The album’s concept grows thin, then becomes irritating

‘RICO’ sounds more like New Order crossed with a sub-Lydon distressed vocal, but again, it still sounds too much like something else to ever sound like itself. It is competent, certainly. The tune is the product of quality musicianship and sometimes outshines its sources, but why so very, very referential? The album’s concept grows thin, then becomes irritating – especially when the extended saxophone outro of ‘RICO’, the inspired guitar musings of ‘Twenty Seven Club’ (a Cobain reference?), or the intricate arrangement of ‘Burner’ display that the band have talent if not originality.

Between the recognisable, barely modified hooks of late 80s dance pop, there are flashes of creativity from Dinowalrus, and if the band were not at such pains to hide and overshadow them with the crowdpleasing sugar of their source material, they would be interesting of themselves. Alas, they are buried deeply, the prominence always given to the nostalgia tripping of recognisable melodic phrases and stylistic tropes from a lifestyle movement some thirty years old.

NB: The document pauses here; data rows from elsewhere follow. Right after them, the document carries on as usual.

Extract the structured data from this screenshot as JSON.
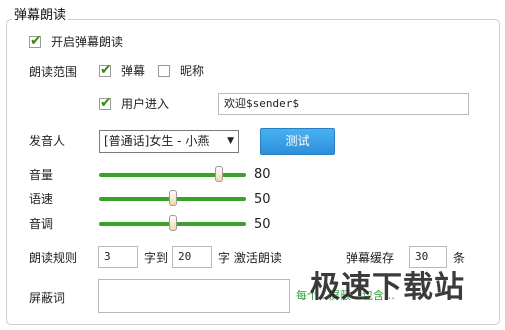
{
  "group_title": "弹幕朗读",
  "enable_reading": {
    "label": "开启弹幕朗读",
    "checked": true
  },
  "range": {
    "label": "朗读范围",
    "danmaku": {
      "label": "弹幕",
      "checked": true
    },
    "nickname": {
      "label": "昵称",
      "checked": false
    },
    "user_enter": {
      "label": "用户进入",
      "checked": true
    },
    "user_enter_template": "欢迎$sender$"
  },
  "speaker": {
    "label": "发音人",
    "selected": "[普通话]女生 - 小燕",
    "test_button": "测试"
  },
  "sliders": [
    {
      "label": "音量",
      "value": "80",
      "fraction": 0.8
    },
    {
      "label": "语速",
      "value": "50",
      "fraction": 0.5
    },
    {
      "label": "音调",
      "value": "50",
      "fraction": 0.5
    }
  ],
  "rules": {
    "label": "朗读规则",
    "min_chars": "3",
    "to_text": "字到",
    "max_chars": "20",
    "suffix": "字 激活朗读",
    "buffer_label": "弹幕缓存",
    "buffer_value": "30",
    "buffer_unit": "条"
  },
  "blocked_words": {
    "label": "屏蔽词",
    "value": "",
    "hint": "每个…屏蔽…包含…"
  },
  "watermark": "极速下载站",
  "colors": {
    "slider": "#3aa22b",
    "button": "#2d8fdb",
    "check": "#3a8a12"
  }
}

‘Because it’s new’ is in this instance, just not a compelling enough argument.

Their concept works – their repackaging of those stated elements into a listenable, danceable, unchallenging, iPod-friendly rock-lite is a triumph of doing what it says on the tin, but surely we have to take issue with the concept itself. Best Behavior is fine if you’re not fussy, if you can hear the word ‘Supernova’ in a song (‘Radical Man’) without cringing, and you dislike surprise or challenge. But why you would choose it over The Stone Roses, Happy Mondays, Sonic Youth, Primal Scream or The Charlatans, which it strives to emulate, is anyone’s guess. ‘Because it’s new’ is in this instance, just not a compelling enough argument. The student-nostalgia, Bez-dancing, Mani-clanging, Liam-chanting bounce of ‘Riding Eazy’ is about the pick of the bunch.

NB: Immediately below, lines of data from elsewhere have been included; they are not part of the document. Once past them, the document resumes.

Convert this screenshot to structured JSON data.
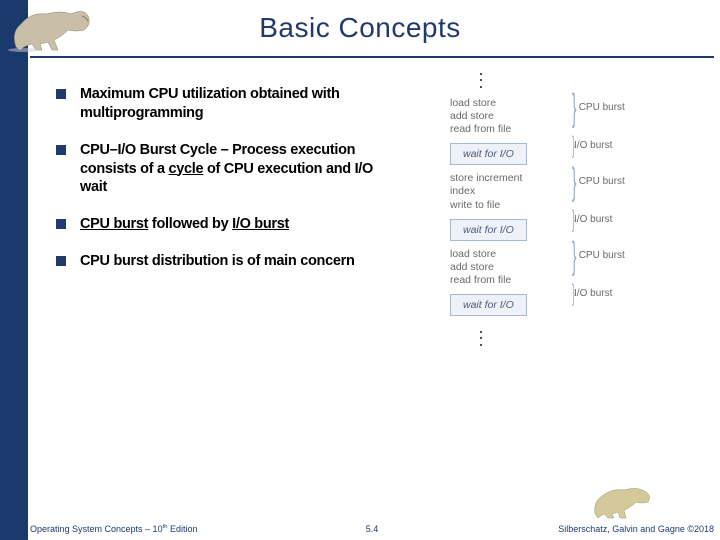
{
  "title": "Basic Concepts",
  "bullets": [
    {
      "text": "Maximum CPU utilization obtained with multiprogramming"
    },
    {
      "text": "CPU–I/O Burst Cycle – Process execution consists of a cycle of CPU execution and I/O wait"
    },
    {
      "text": "CPU burst followed by I/O burst"
    },
    {
      "text": "CPU burst distribution is of main concern"
    }
  ],
  "diagram": {
    "ops": [
      "load store\nadd store\nread from file",
      "store increment\nindex\nwrite to file",
      "load store\nadd store\nread from file"
    ],
    "wait_label": "wait for I/O",
    "brace_labels": {
      "cpu": "CPU burst",
      "io": "I/O burst"
    }
  },
  "footer": {
    "left_a": "Operating System Concepts – 10",
    "left_sup": "th",
    "left_b": " Edition",
    "mid": "5.4",
    "right": "Silberschatz, Galvin and Gagne ©2018"
  },
  "icons": {
    "dino_top": "dinosaur-illustration",
    "dino_bot": "dinosaur-illustration"
  }
}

Such flagrant feasting on obvious musical influences makes for a superficially pleasurable listening experience, but the aftertaste is a bit sickly. A touch akin to when one gorges, Caligula-like, on the suppurating rotted vital organs of a once-deified hero now fallen, then, sated, vomits the half-chewed corpseflesh back onto the platter, claiming the bile and stomach acids of one’s own digestion to be the critical fresh element marking the dish as a creation of originality. We’ve all done it, but it’s a cheap trick.